Uzun yolu seçmek zorunda değiliz: dur, gözle, fark et, yüzleş ve dönüştür. İnsan durup kendini gözlemleyince yanlış yanlarını görür ve onlarla yüzleşmek istemez. Bilgisi azdır, kullandığı sözcükler, kavramlar dardır. Beden onun için kendisidir, bir özü olduğunun farkında değildir. O özün bir evrensel güç çorbası içinde kaynadığını bilmez. İnsan bedeniyle özü arasında dört elementin karışımıyla gelgit içinde var olduğunu bilmez. Kadim bilgeliğin ateş, hava, su ve toprak dediği dört evrensel gücün işlerini anlamaya girişmez. Dört elementin bir ucuna, olumsuzuna yuvarlanır; ateşle öfkelenir, havayla olmadık hayaller içinde oyalanır, suyla duygu batağında çırpınır, toprakla bağımlılıklara düşer.

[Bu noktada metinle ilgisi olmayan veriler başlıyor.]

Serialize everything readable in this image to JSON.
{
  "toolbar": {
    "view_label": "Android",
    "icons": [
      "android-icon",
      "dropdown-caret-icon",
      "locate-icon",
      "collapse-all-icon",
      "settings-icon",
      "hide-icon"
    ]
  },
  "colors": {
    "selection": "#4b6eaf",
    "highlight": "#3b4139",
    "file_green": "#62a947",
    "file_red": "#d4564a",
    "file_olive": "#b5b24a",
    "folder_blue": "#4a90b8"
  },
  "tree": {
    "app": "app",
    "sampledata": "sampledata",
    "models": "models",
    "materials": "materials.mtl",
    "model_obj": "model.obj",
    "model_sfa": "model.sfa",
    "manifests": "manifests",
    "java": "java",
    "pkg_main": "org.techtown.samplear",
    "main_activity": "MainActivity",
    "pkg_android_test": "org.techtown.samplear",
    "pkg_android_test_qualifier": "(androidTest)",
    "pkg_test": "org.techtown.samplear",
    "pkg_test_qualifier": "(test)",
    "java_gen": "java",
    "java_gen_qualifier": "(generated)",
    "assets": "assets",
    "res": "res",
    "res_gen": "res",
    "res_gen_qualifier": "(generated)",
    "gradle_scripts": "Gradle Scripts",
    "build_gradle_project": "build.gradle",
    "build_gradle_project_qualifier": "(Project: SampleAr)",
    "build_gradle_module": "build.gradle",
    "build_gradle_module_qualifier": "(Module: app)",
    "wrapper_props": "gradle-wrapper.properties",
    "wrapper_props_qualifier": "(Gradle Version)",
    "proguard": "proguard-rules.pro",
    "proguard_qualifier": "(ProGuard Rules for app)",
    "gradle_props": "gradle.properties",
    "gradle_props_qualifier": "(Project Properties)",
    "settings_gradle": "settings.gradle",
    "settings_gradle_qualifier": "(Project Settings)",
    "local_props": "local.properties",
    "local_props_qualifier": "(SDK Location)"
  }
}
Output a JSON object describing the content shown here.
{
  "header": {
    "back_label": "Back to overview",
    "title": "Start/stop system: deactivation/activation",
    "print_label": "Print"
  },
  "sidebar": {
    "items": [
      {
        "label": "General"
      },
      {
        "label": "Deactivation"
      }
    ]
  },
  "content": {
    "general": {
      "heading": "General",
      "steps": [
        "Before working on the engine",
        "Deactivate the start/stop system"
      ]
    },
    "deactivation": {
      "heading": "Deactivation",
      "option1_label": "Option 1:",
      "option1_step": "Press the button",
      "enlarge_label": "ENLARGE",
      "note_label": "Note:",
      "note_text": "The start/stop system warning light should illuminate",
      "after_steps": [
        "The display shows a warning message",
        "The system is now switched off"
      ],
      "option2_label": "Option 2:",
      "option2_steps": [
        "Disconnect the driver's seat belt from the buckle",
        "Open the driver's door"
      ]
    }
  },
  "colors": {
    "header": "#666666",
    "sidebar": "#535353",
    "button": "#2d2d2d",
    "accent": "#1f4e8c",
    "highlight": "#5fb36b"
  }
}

Kendine kör, gerçeğine yabancı, mutsuz, acılı bir kaderi seçer.
İnsanın harcı dört temel evrensel güçten oluşur.
İnsan kozmolojik bir tanımla bedensel, duygusal ve zihinsel
olarak dört elementin üçlü bir karılışıdır. Her üç aşamamızda bir element öne
çıkar, bedende su, duyguda hava, zihinselde ateş olabilirsiniz. Adınız, doğum
tarihiniz, burcunuz rastlantı değildir. Yaşam sistem içinde sistem olarak
yapılanmıştır. İnsan da bundan nasibini almıştır.
Alfabenin dört elementle karılmış harcımız olduğunu kimseye
söylemeyin, aramızda kalsın. Maddesel ve ruhsal birçok düzlemde dört tip enerji
işler. Ne tür bir yazı kaleme alınırsa alınsın bilim insanları da kadim
bilgelik de aynı güçlerden söz eder. Her harfin bir gizemi var, üstelik bu
durum doğrudan seninle ilgili.
Çok büyük bir yaratım içinde ilerliyoruz.